А потом шхуной завладели волны и ветры. Налетели бури, белые и черные, красные и синие, зеленые и желтые. От них люди на борту судна чувствовали себя несчастными даже во сне. Их нрав раскачивался в такт качке шхуны, их желчь изливалась в только что съеденные обеды и ужины из рыбы и окрашивала глаза в зеленое всякий раз, как только наклонялась мачта. Ногти на их пальцах стали острыми, зубы заросли кожей как пленкой, вдоль позвоночников сквозь тельняшки проросли колючки, зевали они ушами и по вечерам нередко складывали свои ступни крепко-накрепко, как во время молитвы, перекрещивая пальцы ног.

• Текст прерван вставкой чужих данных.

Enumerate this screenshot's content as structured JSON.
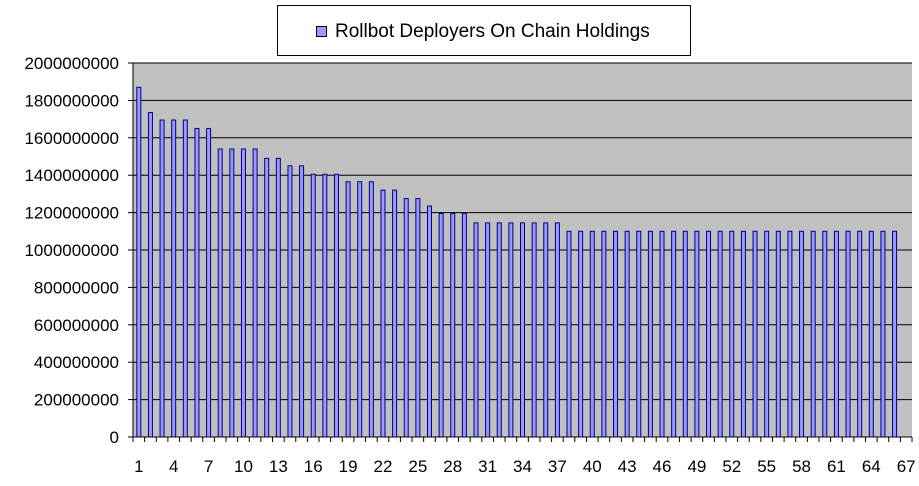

Люди постепенно превращались в рыб. И только ему одному удавалось противостоять этому вывернутому небу, полному воды. Они видели его редко, некоторые никогда, по праздникам пили вино, называвшееся «вино одной свечи», потому что им можно было напиться еще раньше, чем сгорит свеча, и все чаще звучали слова, что Колумба надо убить, развернуть шхуну и вернуться домой, пока еще не поздно. Но уничтожить его – и это все знали – было нельзя.
– Это тот самый, который в темноте говорит: «Доброе утро», – шептали у него за спиной и рассказывали друг другу, что моряк, который несколько лет назад в каком-то порту пытался убить его, уверял, что меч отказывается входить в его тело.

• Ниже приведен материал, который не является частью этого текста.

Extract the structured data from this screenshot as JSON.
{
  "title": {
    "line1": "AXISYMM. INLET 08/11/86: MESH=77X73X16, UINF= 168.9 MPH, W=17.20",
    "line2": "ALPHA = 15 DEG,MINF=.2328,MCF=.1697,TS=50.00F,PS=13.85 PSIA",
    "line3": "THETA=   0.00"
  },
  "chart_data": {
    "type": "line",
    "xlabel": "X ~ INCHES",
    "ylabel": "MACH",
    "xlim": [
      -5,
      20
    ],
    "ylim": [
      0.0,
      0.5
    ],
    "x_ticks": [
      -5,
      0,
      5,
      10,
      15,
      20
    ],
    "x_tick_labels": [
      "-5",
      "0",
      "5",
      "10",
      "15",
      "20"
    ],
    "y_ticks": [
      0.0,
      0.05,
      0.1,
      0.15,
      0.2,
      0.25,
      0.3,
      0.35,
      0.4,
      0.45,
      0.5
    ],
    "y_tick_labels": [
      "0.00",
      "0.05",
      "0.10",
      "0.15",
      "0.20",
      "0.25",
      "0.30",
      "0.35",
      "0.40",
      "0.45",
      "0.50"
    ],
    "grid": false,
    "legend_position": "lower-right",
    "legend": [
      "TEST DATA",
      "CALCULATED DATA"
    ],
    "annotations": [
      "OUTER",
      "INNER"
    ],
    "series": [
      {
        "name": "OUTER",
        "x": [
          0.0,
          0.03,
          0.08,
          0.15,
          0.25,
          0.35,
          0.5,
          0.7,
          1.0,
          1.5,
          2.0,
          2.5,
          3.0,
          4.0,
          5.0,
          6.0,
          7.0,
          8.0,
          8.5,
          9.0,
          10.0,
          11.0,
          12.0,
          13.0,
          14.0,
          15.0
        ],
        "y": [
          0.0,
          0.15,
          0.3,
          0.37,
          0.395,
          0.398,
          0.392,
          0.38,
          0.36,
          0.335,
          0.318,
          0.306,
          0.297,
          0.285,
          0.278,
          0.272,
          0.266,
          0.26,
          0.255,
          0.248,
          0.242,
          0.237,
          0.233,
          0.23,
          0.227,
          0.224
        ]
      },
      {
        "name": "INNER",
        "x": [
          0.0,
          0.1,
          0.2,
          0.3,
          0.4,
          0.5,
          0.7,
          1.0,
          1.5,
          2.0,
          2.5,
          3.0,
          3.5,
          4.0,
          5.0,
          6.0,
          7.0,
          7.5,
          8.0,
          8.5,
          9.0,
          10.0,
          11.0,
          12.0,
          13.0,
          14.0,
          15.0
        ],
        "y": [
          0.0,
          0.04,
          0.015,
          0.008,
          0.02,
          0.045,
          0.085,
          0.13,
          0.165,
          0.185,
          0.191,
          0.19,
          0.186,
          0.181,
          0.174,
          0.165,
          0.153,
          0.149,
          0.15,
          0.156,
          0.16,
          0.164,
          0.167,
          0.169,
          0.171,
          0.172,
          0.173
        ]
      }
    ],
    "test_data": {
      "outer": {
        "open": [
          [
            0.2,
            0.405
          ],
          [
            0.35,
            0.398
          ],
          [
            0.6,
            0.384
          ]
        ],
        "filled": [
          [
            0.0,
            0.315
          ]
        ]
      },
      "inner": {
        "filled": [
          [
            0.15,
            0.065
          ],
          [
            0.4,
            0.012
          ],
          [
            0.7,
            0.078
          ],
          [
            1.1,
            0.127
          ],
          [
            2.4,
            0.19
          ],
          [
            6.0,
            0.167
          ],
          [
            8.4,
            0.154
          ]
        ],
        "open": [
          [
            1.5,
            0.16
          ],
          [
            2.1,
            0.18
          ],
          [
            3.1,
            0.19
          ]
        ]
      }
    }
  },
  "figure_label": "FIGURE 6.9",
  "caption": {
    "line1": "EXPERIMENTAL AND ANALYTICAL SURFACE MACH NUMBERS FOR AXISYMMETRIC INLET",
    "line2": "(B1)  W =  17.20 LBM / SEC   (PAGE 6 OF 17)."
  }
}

– Есть ли способ прикончить его? – задавалась вопросом команда.
– Есть, – ответил старый матрос, который уже однажды плавал с Колумбом. – У Колумба, как и у большинства осторожных людей, кроме имени, данного ему при крещении, есть еще одно, тайное, имя, которое он никому не открывает, хотя носит его и пользуется им так же, как и настоящим. Тайное имя и хранит его. Тот, кто узнает это имя, сможет его убить. Для этого нужно мечом делать такие движения, словно пишешь его имя, и тогда меч, использованный как писчее перо, с помощью букв легко войдет в мясо. И убьет его.

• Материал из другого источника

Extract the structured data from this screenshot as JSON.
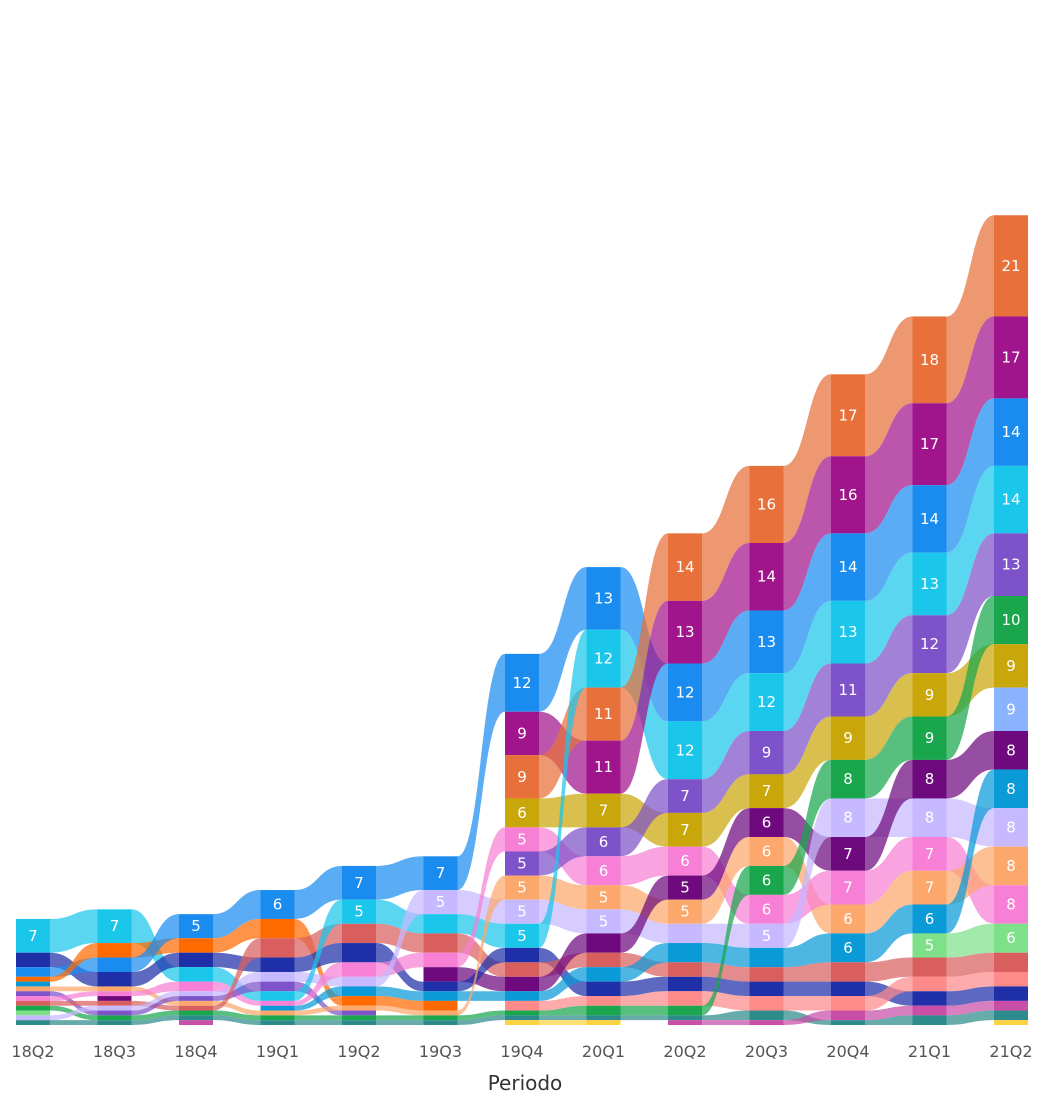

Тут они начали искать второе имя Колумба. На судне был однорукий матрос, бывший рыбак, он умел читать узлы на рыбачьих сетях и разгадывать сообщения, записанные на головах тайнописью из связанных узлами волос. Его обязали следить за Колумбом, и однажды утром он принес новости:
– Его тайное имя записано у него в волосах под шлемом. Каждое утро он обновляет запись с помощью гребешка. Я это имя прочел, потому что нет такого узла, который я не смог бы развязать. Его второе имя – Камень.
– Нужны два человека, которые умеют писать, – сказали на это матросы, – и пусть они захватят с собой ножи. Поспешите, – предостерегали они двоих выбранных, – не то превратитесь в рыб и разучитесь писать, если будете долго тянуть с этим делом.
Поэтому те двое решили пойти сразу. Провожая их, другие матросы сказали:
– Вам просто нужно ножом написать у него на груди слово «Камень» – его тайное имя, и оно само убьет его, потому что через него нож легко войдет в грудь, буква за буквой.
Они застали Колумба одного. Он сидел в одном, в самом темном углу каюты, в другом углу, возле иллюминатора на подставке стояла раскрытая книга, которую он читал через все помещение, подходя к ней только тогда, когда нужно было перевернуть страницу. Краски его лица казались прикрепленными одна к другой. Лоб его пересекала короткая глубокая морщина, похожая на второй рот, и, пока он читал, она шевелилась, словно губы. Казалось, он может укусить и лбом.
– Как пишется слово «камень» – с большой буквы или с маленькой? – спросил один из матросов у другого, когда они были уже в каюте.